Charlie left and joined Ruan O'Lochlainn, Johnny Duan in St. James' Gate, a band which soon metamorphosed into Ronnie Lane's Slim Chance. Charlie played mostly fiddle and accordion and lived at Ronnie's farm, the Fishpool. He worked on numerous albums and hung out with a lethal combination of rock and roll A-list Clapton, Townshend, Small Faces etc. and Shropshire farmers. The band toured Europe by train and boat with Clapton's band and influenced a host of future bands.
Charlie then returned to London and started playing bass with Geraint Watkins, Ed Deane, Diz Watsonand Ron Kavana in Juice on the Loose. They worked with Alexis Korner, Clarence Frogman Henry and Jay McNeely. Charlie worked with Ian Stewart's Rocket 88, Chris Farlowe, Mose Allison and others.
He travelled to New York with Charlie Ainley and met Andy Warhol who adored his luminous pink socks. He then produced Diz and the Doormen's recently reissued Bluecoat Man, featuring the legendary New Orleans sax players Lee Allen and Walter Kimble
In 1990 Charlie appeared with the People Band in Mike Figgis ' first feature film Stormy Monday with Sting, Tommy Lee Jones and Melanie Griffiths. They then re-emerged as Mummy.
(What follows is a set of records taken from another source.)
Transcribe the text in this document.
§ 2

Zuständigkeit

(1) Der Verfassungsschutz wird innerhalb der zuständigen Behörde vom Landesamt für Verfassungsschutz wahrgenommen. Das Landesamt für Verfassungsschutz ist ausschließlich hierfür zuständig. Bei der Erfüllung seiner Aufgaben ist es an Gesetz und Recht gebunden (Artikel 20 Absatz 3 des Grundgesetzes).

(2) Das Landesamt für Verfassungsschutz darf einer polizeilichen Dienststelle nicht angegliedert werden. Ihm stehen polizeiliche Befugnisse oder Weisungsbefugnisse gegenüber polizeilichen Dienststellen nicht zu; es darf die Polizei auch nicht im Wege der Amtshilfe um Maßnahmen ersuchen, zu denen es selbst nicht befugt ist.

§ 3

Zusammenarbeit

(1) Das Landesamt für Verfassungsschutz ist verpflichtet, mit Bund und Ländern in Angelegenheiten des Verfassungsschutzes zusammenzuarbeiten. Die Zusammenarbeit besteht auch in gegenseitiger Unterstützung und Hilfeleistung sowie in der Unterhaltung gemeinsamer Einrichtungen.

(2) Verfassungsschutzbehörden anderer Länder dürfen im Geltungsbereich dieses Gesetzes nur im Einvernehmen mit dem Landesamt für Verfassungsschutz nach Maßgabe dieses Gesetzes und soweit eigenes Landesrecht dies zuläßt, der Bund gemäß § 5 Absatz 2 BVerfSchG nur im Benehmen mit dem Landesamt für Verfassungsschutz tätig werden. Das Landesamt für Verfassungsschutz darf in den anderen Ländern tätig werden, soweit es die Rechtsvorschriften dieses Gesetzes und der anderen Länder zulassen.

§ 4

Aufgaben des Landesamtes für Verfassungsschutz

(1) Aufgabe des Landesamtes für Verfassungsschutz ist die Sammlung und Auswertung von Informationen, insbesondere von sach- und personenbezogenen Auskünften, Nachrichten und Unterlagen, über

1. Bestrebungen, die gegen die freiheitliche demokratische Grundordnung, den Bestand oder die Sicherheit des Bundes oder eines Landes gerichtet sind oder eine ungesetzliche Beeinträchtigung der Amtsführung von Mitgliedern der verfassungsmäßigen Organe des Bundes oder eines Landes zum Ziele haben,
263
He then travelled to Africa and met Samba Mapangala, lead singer of the much-loved Orchestra Virunga. This lead to Samba touring in U.K. and releasing the CD Feet on Fire which Charlie produced. In 1991 he also worked on an album with the Morrocan Sidi Seddiki.
After forming his own band, 251, playing rootsy jazz, african and blues he co-founded the cajun-inclined Disorder on the Border with Geraint Watkins andGary Rickard.
Charlie had been cultivating another career composing music for the TV and film industries. In the 1980s he had been providing music for documentaries and dramas. Later he worked extensively with the animator Erica Russell. This collaboration lead to the ground-breaking animated films, Feet of Song and Triangle. Triangle was nominated for an Oscar in 1995.
Since then he has recorded three albums and appeared at many festivals with Chris Jagger. They played for the Dalai Lama on one of his visits to UK. Charlie has also appeared in the National Theatre production of The Good Hope, directed by Bill Bryden, and has recently been touring Germany with David Knopfler.
In April Charlie acted as Musical Director for a re-formed Slim Chance that performed at the Ronnie Lane Memorial Concert at the Albert Hall. Slim Chance backed Pete Townshend, Sam Brown, Paul Weller, Ronnie Wood, Chris Jagger, Glen Matlock and others. The concert was well received and eventually lead to the reforming of Slim Chance and a resurgeance of interest in Ronnie Lane's music.
In 2008 Charlie released his first solo CD 'Grooves and Roots' on FRW records. He then embarked on a series of recordings in his own Equator Studios and produced artists including George Khan, Billy Jenkins, Dan Raza and Samba Mapangala. 2010 saw Charlie heavily involved in putting together a new – 'reformed but unrepentant' – Slim Chance, whose album The Show goes On he also produced.
More recently Charlie contributed music to 'Somewhere at Sea', the story of Timothy Spall's maritime adventures and has been working again with the animator Erica Russell. In 2012 the People Band re-emerged to play the Ignite Festival at the Royal Opera House and he toured in Australia with Chris Jagger. In that year he also played with Roger Daltrey at Teenage Cancer Trust events. He has also been appearing with his own band 'The Equators' and pursuing his own writing.